Now, I don't know a terrible lot about plot development, or sentence construction, for that matter, so this may well have been a good or bad way for things to go. The apparent two protagonists waited til the end to really admit their feelings to eachother. So a rather interesting and unexpected thing happens as soon as it's established that the two are a love interest. The female lead, in this particular story a supporting but very necessary character, draws close, and quickly, but not altogether uncomfortably grabs the male lead by the genitals, Including the pants about them, but they aren't terribly thick. Startled, the male lead more or less gingerly reaches down (as if checking his zipper) in a gesture that may well have meant "What... now!?" or "Now you realise I'm not carrying any weapons now right?", but either way she shakes her head to meaning the obvious, "No" and then says "I have direct access" in a way that suggests a sort of statement of true or proposition of terms. Surrendering to that with an amused shrug gesture, the male lead...
Woke up and was momentarily lonely as I readjusted to the waking dream I know of as life, and the headache that comes with it. I'm not emo, existence really has become somewhat painful, and I'm dealing with it as best I can. I find that getting things done is very satisfying, takes my mind off of the pain and occasionally appears to make it go away until the next day starts. I thought hard enough about the end of the dream that I couldn't fully recall the details of the rest of it. Most odd I figuredd was that the "female protagonist" was younger than me by more than a year, and I usually don't fall for girls younger than me by that much. Yes, believe it or not, I've oft had the situation in which girls aren't mature enough in the emotional and mental sense. Now I may not be the most serious or mature person myself, but... this really is neither here nor there in what I feel like talking about at the moment. Definitely a topic for later discussion.
So anyways, I thought about the way the dream ended quite a bit, and I came to a number of conclusive ideas. I figure, given the situation, she is entitled to what one could call a reserve on what is usually implied by genitals. I wouldn't give that to anyone else while we were together. I also thought that maybe it could be representative of the societal pressure that people, male and I'd assume female, feel in relation to sex while in a relationship.
Looking back it was almost like she was calling dibs which is amusing and quite possibly somewhat flattering to me. Speaking of flattery, a girl had confessed some interest in me at a time right before I was busy having an emotional breakdown and subsequent recovery / picking up of my life. Now, I was, in fact, interested in her the moment I saw her, but didn't mention that even at the time of her mentioning it. I talked to her today, and lost a game of chess to her today, and noted her aparent lack of any desire to interact with me on any other than a superficial level. Figured we might beccme friends, but that doesn't look all that likely given her current attitude toward me. That's a little disappointing, but I won't waste any more effort on that street.
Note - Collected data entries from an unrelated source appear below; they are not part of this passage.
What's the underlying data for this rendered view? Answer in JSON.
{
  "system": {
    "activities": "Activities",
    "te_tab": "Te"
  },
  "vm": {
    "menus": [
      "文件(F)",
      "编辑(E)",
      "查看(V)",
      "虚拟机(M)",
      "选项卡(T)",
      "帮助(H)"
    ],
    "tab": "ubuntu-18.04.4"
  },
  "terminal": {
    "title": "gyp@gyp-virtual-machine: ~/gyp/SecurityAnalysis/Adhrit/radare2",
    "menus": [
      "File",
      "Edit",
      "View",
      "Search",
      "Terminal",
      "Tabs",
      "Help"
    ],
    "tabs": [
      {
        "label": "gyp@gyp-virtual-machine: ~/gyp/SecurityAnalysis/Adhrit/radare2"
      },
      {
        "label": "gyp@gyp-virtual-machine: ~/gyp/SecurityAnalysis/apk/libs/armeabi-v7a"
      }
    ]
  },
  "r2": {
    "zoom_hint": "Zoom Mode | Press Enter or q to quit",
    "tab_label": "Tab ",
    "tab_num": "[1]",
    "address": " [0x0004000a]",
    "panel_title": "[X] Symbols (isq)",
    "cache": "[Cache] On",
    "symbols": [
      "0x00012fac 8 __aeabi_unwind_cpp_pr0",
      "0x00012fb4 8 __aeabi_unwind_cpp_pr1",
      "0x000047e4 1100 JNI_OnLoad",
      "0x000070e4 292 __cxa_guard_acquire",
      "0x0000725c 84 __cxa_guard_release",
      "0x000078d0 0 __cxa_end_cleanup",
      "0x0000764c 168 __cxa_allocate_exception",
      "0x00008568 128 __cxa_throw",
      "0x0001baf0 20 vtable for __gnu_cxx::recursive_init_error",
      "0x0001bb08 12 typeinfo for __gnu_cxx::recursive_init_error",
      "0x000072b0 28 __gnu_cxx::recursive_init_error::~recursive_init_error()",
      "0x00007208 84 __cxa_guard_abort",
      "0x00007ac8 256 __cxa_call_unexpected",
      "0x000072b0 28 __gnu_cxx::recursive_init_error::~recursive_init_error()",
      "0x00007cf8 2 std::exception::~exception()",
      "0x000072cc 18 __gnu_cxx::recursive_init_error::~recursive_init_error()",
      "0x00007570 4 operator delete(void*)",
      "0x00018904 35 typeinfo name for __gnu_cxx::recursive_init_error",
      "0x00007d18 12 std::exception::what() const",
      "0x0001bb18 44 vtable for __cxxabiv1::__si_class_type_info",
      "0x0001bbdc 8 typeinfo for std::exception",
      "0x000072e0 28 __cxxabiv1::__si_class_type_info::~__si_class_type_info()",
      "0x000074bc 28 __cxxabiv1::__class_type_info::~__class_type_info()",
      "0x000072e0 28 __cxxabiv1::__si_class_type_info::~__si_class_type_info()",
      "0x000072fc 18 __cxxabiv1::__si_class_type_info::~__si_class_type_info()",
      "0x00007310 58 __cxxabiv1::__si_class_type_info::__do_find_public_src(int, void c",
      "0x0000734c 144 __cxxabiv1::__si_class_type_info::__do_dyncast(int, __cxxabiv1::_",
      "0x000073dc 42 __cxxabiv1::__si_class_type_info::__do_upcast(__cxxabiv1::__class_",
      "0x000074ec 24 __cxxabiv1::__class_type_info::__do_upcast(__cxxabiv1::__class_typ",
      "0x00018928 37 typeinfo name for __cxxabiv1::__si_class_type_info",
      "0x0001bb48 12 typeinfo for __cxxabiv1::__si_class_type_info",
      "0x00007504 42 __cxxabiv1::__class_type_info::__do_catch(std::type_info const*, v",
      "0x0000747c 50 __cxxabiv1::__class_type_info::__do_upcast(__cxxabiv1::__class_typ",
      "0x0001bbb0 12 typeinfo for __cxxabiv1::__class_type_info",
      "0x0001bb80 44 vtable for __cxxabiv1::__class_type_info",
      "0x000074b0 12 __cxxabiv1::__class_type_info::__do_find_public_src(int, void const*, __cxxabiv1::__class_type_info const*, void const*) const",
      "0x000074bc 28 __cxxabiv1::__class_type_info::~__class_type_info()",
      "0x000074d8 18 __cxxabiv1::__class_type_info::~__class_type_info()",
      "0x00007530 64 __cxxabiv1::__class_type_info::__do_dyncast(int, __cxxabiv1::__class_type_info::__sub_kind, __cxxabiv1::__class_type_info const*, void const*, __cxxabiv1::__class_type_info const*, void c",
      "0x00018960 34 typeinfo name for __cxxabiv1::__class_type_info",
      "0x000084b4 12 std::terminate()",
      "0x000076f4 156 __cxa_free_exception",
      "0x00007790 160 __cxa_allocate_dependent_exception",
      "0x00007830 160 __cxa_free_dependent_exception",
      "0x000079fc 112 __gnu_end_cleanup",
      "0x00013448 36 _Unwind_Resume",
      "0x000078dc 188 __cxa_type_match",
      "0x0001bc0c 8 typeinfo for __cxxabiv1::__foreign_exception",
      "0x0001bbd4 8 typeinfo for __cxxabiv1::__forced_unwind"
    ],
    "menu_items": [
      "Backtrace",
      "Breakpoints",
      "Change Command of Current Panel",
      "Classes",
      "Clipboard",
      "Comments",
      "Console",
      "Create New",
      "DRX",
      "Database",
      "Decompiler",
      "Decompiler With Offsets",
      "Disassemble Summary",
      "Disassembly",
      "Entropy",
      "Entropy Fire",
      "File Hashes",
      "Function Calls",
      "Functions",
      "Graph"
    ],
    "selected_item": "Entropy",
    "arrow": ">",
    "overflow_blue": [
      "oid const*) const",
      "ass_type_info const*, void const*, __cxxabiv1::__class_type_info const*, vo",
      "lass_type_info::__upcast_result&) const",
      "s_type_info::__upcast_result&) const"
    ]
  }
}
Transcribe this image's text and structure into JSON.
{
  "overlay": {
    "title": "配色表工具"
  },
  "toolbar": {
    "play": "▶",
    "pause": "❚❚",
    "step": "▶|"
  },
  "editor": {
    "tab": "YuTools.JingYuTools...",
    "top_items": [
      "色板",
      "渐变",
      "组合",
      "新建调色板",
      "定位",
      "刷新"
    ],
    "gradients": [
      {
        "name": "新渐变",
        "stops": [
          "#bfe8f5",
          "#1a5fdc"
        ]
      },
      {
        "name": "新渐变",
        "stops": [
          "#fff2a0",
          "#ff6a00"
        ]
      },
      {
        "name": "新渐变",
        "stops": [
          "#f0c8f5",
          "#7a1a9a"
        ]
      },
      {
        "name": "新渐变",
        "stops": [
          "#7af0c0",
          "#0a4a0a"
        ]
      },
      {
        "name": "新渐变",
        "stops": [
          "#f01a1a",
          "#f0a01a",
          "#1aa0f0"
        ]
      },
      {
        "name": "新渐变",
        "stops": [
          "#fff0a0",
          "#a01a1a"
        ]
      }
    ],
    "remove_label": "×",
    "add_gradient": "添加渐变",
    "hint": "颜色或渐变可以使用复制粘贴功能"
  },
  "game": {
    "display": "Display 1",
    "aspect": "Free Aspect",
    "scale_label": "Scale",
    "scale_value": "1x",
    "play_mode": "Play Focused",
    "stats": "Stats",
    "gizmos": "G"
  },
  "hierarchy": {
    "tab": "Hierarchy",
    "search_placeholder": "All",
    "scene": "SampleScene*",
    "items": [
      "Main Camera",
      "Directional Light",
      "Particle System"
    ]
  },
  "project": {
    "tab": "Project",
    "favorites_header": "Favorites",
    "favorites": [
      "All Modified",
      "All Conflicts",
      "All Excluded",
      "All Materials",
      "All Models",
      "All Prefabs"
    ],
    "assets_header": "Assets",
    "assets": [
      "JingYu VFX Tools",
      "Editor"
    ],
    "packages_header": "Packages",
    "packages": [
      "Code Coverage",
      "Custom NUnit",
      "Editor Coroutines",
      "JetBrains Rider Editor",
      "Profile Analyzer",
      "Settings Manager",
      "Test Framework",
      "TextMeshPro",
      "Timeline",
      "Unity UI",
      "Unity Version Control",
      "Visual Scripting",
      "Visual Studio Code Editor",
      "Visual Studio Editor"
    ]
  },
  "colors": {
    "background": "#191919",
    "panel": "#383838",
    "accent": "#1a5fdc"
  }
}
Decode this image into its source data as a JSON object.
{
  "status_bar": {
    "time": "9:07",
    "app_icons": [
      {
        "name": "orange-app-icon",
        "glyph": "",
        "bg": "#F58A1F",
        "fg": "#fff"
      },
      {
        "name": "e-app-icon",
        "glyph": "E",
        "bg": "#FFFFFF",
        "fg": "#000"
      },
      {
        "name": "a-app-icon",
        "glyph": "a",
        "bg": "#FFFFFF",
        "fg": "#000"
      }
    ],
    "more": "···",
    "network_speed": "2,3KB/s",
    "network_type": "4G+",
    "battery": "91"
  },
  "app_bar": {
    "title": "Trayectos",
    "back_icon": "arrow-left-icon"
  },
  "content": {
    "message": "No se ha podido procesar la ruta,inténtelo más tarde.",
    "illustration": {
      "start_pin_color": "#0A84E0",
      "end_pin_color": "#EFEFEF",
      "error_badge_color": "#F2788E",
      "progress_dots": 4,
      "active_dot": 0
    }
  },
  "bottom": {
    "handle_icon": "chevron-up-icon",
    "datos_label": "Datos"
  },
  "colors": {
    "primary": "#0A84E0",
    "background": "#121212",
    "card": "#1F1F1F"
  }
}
Now my entry has gotten a bit off course, but my question to y'all is this: What do you think was meant by the that ending, if any? Likewise I ask about the actual action, whether such a thing is symbolic, omenistic, or just a wierd dream. Please discuss.

Some other updates are, I've started to use iTunes within the week, and found ways to better organize my music library through it. However, Foobar2000 is still my favorite music player, not to mention, no longer presumed abandonware. iTunes still has some annoyances such as a lack of global nor configurable hotkey-combo capability, not console command-switches that would facilitate remote control. Apparently there are ways to get around this via scripts and I can make customs that would take some space in the background, but the easier and premade ones use bash, which is somewhat clumsy and limited on a windows machine. I've mostly gotten around the lacking global hotkey support using the mini-mode and my usual mouse-over focus option, which isn't terrible and gives my feet some practice. Sleep time!